La bonne éthique et la vérité vraie

Janvier étant encore le moment des rêveries hivernales et des espoirs débridés, le soussigné va égrener ses doutes et ses dogmes à lui, quitte à ce qu’en décembre il doive abjurer sous les tomates des lecteurs. Le Proche-Orient d’abord: Je ne doute pas qu’Israël abuse sans cesse de ses «droits» mais je doute qu’au hall d’Uni-Mail on y comprenne quoi que ce soit. L’Ukraine ensuite: Je doute que l’Ukraine soit plus libre depuis qu’elle est à l’Ouest, mais je ne doute pas qu’un jour on rira des livres d’histoire de Poutine; je doute que l’Eglise russe ait des états d’âme fraternels, mais je ne doute pas que les Tatars aient aussi droit à la Crimée. Ce jeu du doute se cache dans des jeux de mots, mais au lecteur de viser son mille: c’est un outil pour «mettre en question». Et de tout temps, le clin d’œil a permis de défier des tabous sans risquer le bûcher; alors quittons les sujets chauds de la planète pour les êtres en béton de nos institutions.

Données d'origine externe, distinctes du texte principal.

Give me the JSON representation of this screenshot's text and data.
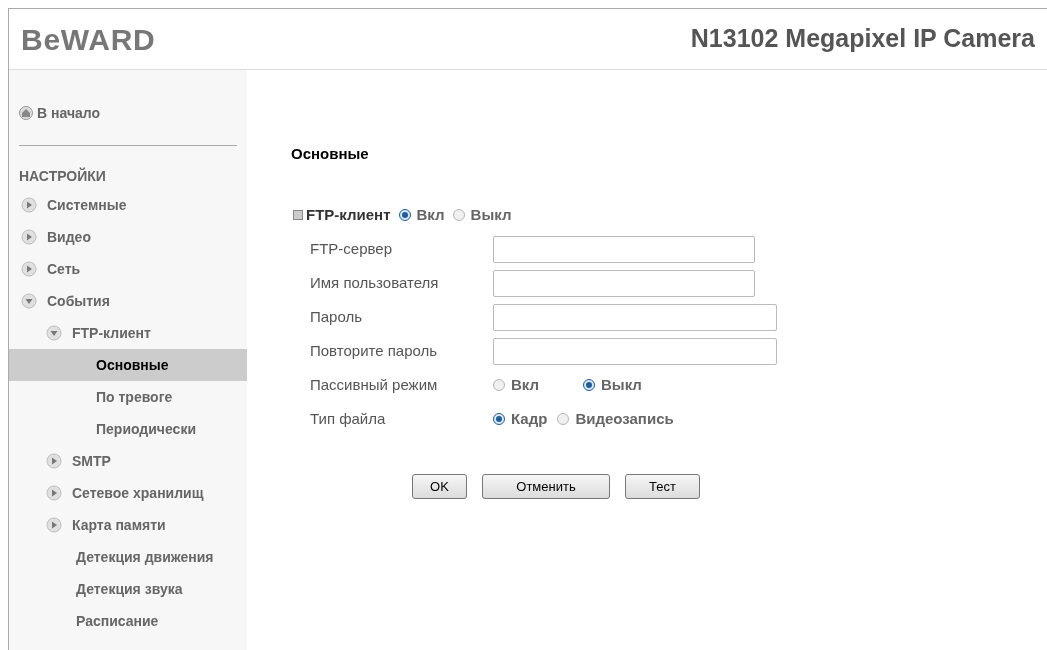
{
  "header": {
    "logo": "BeWARD",
    "title": "N13102 Megapixel IP Camera"
  },
  "sidebar": {
    "home": "В начало",
    "section": "НАСТРОЙКИ",
    "items": [
      {
        "label": "Системные",
        "kind": "branch",
        "expanded": false,
        "selected": false
      },
      {
        "label": "Видео",
        "kind": "branch",
        "expanded": false,
        "selected": false
      },
      {
        "label": "Сеть",
        "kind": "branch",
        "expanded": false,
        "selected": false
      },
      {
        "label": "События",
        "kind": "branch",
        "expanded": true,
        "selected": false,
        "children": [
          {
            "label": "FTP-клиент",
            "kind": "branch",
            "expanded": true,
            "selected": false,
            "children": [
              {
                "label": "Основные",
                "kind": "leaf",
                "selected": true
              },
              {
                "label": "По тревоге",
                "kind": "leaf",
                "selected": false
              },
              {
                "label": "Периодически",
                "kind": "leaf",
                "selected": false
              }
            ]
          },
          {
            "label": "SMTP",
            "kind": "branch",
            "expanded": false,
            "selected": false
          },
          {
            "label": "Сетевое хранилищ",
            "kind": "branch",
            "expanded": false,
            "selected": false
          },
          {
            "label": "Карта памяти",
            "kind": "branch",
            "expanded": false,
            "selected": false
          },
          {
            "label": "Детекция движения",
            "kind": "leaf",
            "selected": false
          },
          {
            "label": "Детекция звука",
            "kind": "leaf",
            "selected": false
          },
          {
            "label": "Расписание",
            "kind": "leaf",
            "selected": false
          }
        ]
      }
    ]
  },
  "form": {
    "title": "Основные",
    "group": {
      "label": "FTP-клиент",
      "options": [
        {
          "label": "Вкл",
          "selected": true
        },
        {
          "label": "Выкл",
          "selected": false
        }
      ]
    },
    "fields": [
      {
        "kind": "text",
        "label": "FTP-сервер"
      },
      {
        "kind": "text",
        "label": "Имя пользователя"
      },
      {
        "kind": "password",
        "label": "Пароль"
      },
      {
        "kind": "password",
        "label": "Повторите пароль"
      },
      {
        "kind": "radio",
        "label": "Пассивный режим",
        "options": [
          {
            "label": "Вкл",
            "selected": false
          },
          {
            "label": "Выкл",
            "selected": true
          }
        ]
      },
      {
        "kind": "radio",
        "label": "Тип файла",
        "options": [
          {
            "label": "Кадр",
            "selected": true
          },
          {
            "label": "Видеозапись",
            "selected": false
          }
        ]
      }
    ],
    "buttons": [
      "OK",
      "Отменить",
      "Тест"
    ]
  }
}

Avec ce jeu du doute, grattons un peu la laque des opinions convenues qui font les «décideurs», et des slogans qui consolent les «petites gens» à Noël. Je doute que l’amour sauve l’humanité sans l’étouffer, mais je ne doute pas que la droite science dure (surtout depuis que la «relativité» a relativisé la durée et la droite). Hélas! je doute que la vérité – terreur des trônes à la Renaissance – arrange ou dérange à l’ère de l’opinion «éthique». Je doute que nos édiles soient des idiots, mais je ne doute pas qu’ils doivent faire comme si.

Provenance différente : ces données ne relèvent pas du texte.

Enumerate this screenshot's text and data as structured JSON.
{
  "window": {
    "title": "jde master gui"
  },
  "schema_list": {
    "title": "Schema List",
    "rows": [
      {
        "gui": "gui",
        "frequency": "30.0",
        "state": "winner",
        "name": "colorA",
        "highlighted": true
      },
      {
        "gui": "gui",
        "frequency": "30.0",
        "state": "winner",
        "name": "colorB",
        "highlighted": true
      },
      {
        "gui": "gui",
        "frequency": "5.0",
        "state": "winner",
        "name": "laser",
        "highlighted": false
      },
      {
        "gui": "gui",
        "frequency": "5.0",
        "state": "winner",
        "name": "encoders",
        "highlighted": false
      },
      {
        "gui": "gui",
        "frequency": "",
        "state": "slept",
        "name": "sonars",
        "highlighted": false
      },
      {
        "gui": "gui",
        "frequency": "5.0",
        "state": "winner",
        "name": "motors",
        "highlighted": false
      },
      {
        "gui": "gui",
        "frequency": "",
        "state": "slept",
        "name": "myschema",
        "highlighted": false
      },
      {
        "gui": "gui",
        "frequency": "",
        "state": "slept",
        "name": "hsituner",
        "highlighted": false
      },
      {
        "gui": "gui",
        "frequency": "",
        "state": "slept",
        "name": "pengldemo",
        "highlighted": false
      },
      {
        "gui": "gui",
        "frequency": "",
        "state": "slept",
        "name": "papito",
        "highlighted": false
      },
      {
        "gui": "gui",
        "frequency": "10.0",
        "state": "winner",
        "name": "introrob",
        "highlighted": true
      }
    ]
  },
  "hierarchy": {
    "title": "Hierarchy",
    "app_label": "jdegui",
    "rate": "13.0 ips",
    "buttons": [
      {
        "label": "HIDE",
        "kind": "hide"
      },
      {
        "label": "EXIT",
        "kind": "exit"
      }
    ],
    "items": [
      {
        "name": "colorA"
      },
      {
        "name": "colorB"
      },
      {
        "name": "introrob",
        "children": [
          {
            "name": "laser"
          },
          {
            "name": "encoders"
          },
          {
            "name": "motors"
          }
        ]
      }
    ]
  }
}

Rendez-vous dans un an pour
le bilan

Un livre vieux de cent ans – trouvé aux puces – met en lumière «le problème de la compétence dans la démocratie», arme du savoir et du doute. Que de livres lucides sont boudés car l’auteur plus tard a fauté (celui de ce livre a fini à Vichy). Mais peut-on faire preuve de vraie vertu sans avoir goûté au péché? Se demande le film «Ida» et le roman «Perahim». La vertu droite dans ses bottes fait «l’homme à une dimension» de Marcuse. Le vertueux Pierre Bourdieu – dieu des sciences humaines – fut à sa manière un «déterministe» (ce qui n’est pas une raison de bouder l’hommage qu’on lui rend le 23 janvier: lesaffame.es).
Tandis que Socrate – doute incarné et doutant même des démocrates – ne put avoir d’autre sort que la ciguë sans écrire. D’accord! Ce texte tourne autour du pot comme dans la Bible on tournait autour de Jéricho, mais n’est-ce pas ce que conseille notre culture municipale? «Dance first… think later», tel était le titre d’un récent festival au Quartier des Bains.
Alors, à chaque lecteur de dresser ses doutes et ses dogmes et de les passer au crible des synonymes et antonymes: rien que ceux de doute et de foi remettent tout ce qu’on croit ou qu’on voit en question.